Johnson needed 31 pitches to get through the first inning. He's partially to blame, starting the inning with an eight-pitch walk and a few more deep counts after that. Thornton Luck followed him into his third start as well, as Gordon Beckham double-clutched on a double-play ball and threw it away. Johnson struck out Josh Willingham to escape the inning unscored upon, turning it over to Hendriks.
Hendriks started his inning by getting Alejandro De Aza to ground weakly to first. Chris Parmalee bobbled it and couldn't recover in time for the flip, allowing De Aza to reach on an infield "single."
That was the first of six singles on the inning. Combine it with two walks, and the Sox piranha'd Hendriks for seven runs in just two-thirds of an inning. Ron Gardenhire called on Michael Tonkin to record the last out, and he allowed a two-run single to Alexei Ramirez before ending a disastrous first frame. At least for the Twins. The Sox must have enjoyed it, since it was the first time they'd held a lead in 54 innings.
Seven runs of support put the onus on Johnson to avoid nibbling.
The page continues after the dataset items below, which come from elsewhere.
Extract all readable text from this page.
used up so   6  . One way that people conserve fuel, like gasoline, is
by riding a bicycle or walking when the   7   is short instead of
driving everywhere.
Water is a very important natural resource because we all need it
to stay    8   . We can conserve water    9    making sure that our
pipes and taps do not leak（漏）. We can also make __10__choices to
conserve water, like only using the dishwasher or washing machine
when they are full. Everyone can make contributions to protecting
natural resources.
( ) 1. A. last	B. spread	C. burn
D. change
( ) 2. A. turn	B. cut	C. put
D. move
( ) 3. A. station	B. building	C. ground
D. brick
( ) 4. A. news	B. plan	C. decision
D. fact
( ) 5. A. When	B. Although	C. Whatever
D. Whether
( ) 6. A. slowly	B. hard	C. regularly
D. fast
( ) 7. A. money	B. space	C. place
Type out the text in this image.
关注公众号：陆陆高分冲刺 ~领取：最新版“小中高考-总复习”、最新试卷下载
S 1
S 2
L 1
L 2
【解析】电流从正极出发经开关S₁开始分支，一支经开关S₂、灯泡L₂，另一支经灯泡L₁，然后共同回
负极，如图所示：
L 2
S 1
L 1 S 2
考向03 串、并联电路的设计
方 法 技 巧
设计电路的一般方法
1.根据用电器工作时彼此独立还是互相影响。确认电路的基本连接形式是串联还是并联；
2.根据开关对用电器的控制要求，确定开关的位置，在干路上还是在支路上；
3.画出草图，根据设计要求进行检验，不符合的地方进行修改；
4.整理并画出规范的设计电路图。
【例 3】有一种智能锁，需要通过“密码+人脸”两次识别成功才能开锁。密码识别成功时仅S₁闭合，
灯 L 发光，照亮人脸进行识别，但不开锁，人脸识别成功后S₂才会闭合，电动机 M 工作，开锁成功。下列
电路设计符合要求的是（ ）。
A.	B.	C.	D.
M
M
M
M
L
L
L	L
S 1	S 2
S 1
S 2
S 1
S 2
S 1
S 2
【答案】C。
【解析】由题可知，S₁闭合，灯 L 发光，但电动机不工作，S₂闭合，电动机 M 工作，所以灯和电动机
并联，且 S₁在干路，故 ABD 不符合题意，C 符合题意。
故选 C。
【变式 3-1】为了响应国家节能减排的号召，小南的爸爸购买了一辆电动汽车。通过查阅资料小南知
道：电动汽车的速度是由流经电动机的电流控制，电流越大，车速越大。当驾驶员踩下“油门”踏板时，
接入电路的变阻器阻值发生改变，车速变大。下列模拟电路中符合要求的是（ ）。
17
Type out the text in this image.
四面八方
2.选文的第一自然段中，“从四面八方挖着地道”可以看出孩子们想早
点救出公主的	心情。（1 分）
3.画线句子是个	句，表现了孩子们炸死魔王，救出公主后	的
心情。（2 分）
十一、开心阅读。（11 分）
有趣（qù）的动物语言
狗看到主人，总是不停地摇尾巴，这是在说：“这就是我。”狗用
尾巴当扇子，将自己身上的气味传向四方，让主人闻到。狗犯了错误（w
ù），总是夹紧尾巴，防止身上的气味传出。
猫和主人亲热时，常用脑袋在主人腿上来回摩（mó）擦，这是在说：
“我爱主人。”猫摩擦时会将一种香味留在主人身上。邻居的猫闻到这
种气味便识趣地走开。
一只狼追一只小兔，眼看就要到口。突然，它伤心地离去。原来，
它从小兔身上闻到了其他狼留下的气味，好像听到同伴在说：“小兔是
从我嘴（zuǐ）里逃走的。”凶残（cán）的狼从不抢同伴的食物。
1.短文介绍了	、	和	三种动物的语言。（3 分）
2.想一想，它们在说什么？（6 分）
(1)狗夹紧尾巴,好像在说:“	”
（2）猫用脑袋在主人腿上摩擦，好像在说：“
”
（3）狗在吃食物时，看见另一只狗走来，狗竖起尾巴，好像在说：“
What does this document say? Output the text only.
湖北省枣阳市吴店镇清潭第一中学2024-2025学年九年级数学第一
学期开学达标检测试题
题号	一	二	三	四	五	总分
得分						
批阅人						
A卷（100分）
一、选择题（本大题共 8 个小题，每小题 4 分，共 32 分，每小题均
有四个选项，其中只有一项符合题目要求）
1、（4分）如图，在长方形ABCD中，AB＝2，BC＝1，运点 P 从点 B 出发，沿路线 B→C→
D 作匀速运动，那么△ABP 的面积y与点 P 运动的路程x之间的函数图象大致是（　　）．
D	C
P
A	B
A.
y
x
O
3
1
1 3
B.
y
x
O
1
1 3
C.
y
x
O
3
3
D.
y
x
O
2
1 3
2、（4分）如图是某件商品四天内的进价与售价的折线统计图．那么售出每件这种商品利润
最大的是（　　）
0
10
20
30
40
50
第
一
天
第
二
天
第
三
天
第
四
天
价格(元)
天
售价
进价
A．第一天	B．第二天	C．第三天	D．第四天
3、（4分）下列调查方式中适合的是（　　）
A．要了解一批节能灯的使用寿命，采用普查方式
He stepped up and challenged the Twins into three hard-hit outs on 13 pitches. That put his evening back on track, and he ended up completing six shutout innings on 112 pitches. He allowed just four singles, two walks and a hit batsman while striking out eight -- the final one coming with the bases loaded to close out the sixth, and his evening. The effort was plenty for his first career victory.
The offense kept piling on nevertheless. Adam Dunn and Dayan Viciedo took Cole De Vries deep on back-to-back solo shots in the fourth. Jordan Danks, who hit a double off the padding on the right-center wall for the closest non-homer you can hit at the Cell, hit a DUDNMOOOOO two-run homer in the sixth.
Alexei Ramirez tacked on the final run with a solo shot to center(!) to give the Sox a season-high in runs scored with 12. It was only their second four-homer game, and the first since the ... second game of the season.
Daniel Webb saw the shutout spoiled on his watch, allowing a run on a single in the eighth inning on a broken-bat single.